Sertraline is Very Likely Contributing to Your Patient's Falls and Dizziness
Given the temporal relationship between starting sertraline and the increased fall frequency, combined with her persistent dizziness complaints, sertraline is very likely a significant contributing factor and should be reviewed for dose reduction or discontinuation. 1
Why Sertraline Is Problematic for Falls
The American Geriatrics Society guidelines explicitly identify antidepressants (including SSRIs like sertraline) as having a consistent association with falls across all care settings 1. The evidence shows:
- Psychotropic medications (neuroleptics, benzodiazepines, and antidepressants) consistently increase fall risk in community-dwelling, long-term care, and hospital settings
- The guidelines specifically recommend that patients who have fallen should have their medications reviewed and altered or stopped, with particular attention to psychotropic medications 1
- Medication reduction was a prominent component of effective fall-reducing interventions in multiple Class I studies
The Dizziness Connection
Her persistent dizziness complaints after falls are particularly concerning because:
- Dizziness is a well-documented adverse effect of sertraline, reported in 11.4% of users in observational studies 2
- The FDA label lists dizziness as a known side effect and warns about orthostatic symptoms that can precipitate falls 3
- Sertraline can cause orthostatic hypotension, which directly manifests as dizziness and increases fall risk 4
What Makes This Patient Higher Risk
Your patient likely has multiple compounding factors:
- Age >70: The guidelines note fall rates are substantially higher after age 75, and elderly patients are at greater risk for medication-related adverse effects 1
- History of previous falls: This is one of the strongest risk factors (RR 3.0) for future falls 1
- Polypharmacy consideration: If she's taking ≥4 medications total, this independently increases fall risk 1
Recent Comparative Evidence
A 2022 study provides some nuance: at high doses (>75mg daily), sertraline actually showed lower recurrent fall risk compared to citalopram/escitalopram 5. However, this doesn't negate the overall fall risk—it just suggests sertraline may be relatively safer than some other SSRIs at higher doses.
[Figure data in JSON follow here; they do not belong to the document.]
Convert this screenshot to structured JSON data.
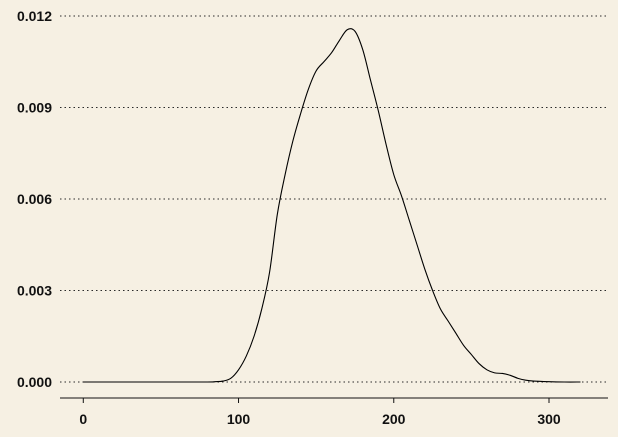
{
  "chart_data": {
    "type": "line",
    "title": "",
    "xlabel": "",
    "ylabel": "",
    "xlim": [
      -15,
      338
    ],
    "ylim": [
      -0.0005,
      0.0122
    ],
    "x_ticks": [
      0,
      100,
      200,
      300
    ],
    "x_tick_labels": [
      "0",
      "100",
      "200",
      "300"
    ],
    "y_ticks": [
      0.0,
      0.003,
      0.006,
      0.009,
      0.012
    ],
    "y_tick_labels": [
      "0.000",
      "0.003",
      "0.006",
      "0.009",
      "0.012"
    ],
    "grid": {
      "x": false,
      "y": true,
      "style": "dotted"
    },
    "legend": "none",
    "colors": {
      "background": "#f6f0e3",
      "line": "#000000",
      "text": "#111111"
    },
    "series": [
      {
        "x": [
          0,
          20,
          40,
          60,
          80,
          85,
          90,
          95,
          100,
          105,
          110,
          115,
          120,
          125,
          130,
          135,
          140,
          145,
          150,
          155,
          160,
          165,
          170,
          175,
          180,
          185,
          190,
          195,
          200,
          205,
          210,
          215,
          220,
          225,
          230,
          235,
          240,
          245,
          250,
          255,
          260,
          265,
          270,
          275,
          280,
          285,
          290,
          300,
          310,
          320
        ],
        "y": [
          0.0,
          0.0,
          0.0,
          0.0,
          0.0,
          1e-05,
          3e-05,
          0.00012,
          0.0004,
          0.00085,
          0.0015,
          0.0024,
          0.0036,
          0.0055,
          0.0068,
          0.0079,
          0.0088,
          0.0096,
          0.0102,
          0.0105,
          0.0108,
          0.0112,
          0.01155,
          0.0115,
          0.0109,
          0.0099,
          0.0089,
          0.0078,
          0.0068,
          0.0061,
          0.0053,
          0.0045,
          0.0037,
          0.003,
          0.0024,
          0.002,
          0.0016,
          0.0012,
          0.0009,
          0.0006,
          0.0004,
          0.0003,
          0.00028,
          0.00022,
          0.00012,
          6e-05,
          3e-05,
          1e-05,
          0.0,
          0.0
        ]
      }
    ]
  }
}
At standard doses, there was no significant difference in fall rates between SSRIs (36-39% of users reported falls) 5.
Critical Action Steps
Immediate medication review is warranted:
- Document the temporal relationship: When exactly did sertraline start relative to the increased fall frequency?
- Assess current dose: Is she on 25mg, 50mg, or higher?
- Check for drug interactions: Is she on other medications that compound fall risk (benzodiazepines, other psychotropics, antihypertensives)?
- Evaluate orthostatic vital signs: Measure blood pressure supine and after 1-3 minutes standing to detect orthostatic hypotension
Management options in order of preference:
- If depression is controlled: Taper and discontinue sertraline gradually (the FDA warns against abrupt cessation due to withdrawal symptoms including dizziness) 3
- If depression requires ongoing treatment: Consider dose reduction first, or switch to a non-pharmacologic intervention (exercise, cognitive behavioral therapy)
- If medication is essential: Implement aggressive fall prevention strategies (physical therapy for balance training, home safety assessment, assistive devices) while continuing sertraline at the lowest effective dose 1
Important Caveats
- Don't stop abruptly: The FDA label warns that sudden discontinuation can cause dizziness, confusion, and sensory disturbances—ironically increasing fall risk during the taper 3
- Monitor for withdrawal: Gradual dose reduction over weeks is safer than abrupt cessation
- Consider serotonin syndrome: Though rare with monotherapy, if she's experiencing severe dizziness with agitation, tremor, or confusion, this medical emergency must be ruled out 4, 6, 7
The guideline recommendation is clear: patients taking psychotropic medications who experience falls should have those medications reviewed and reduced when possible 1. The temporal correlation in your patient strongly suggests sertraline is culpable.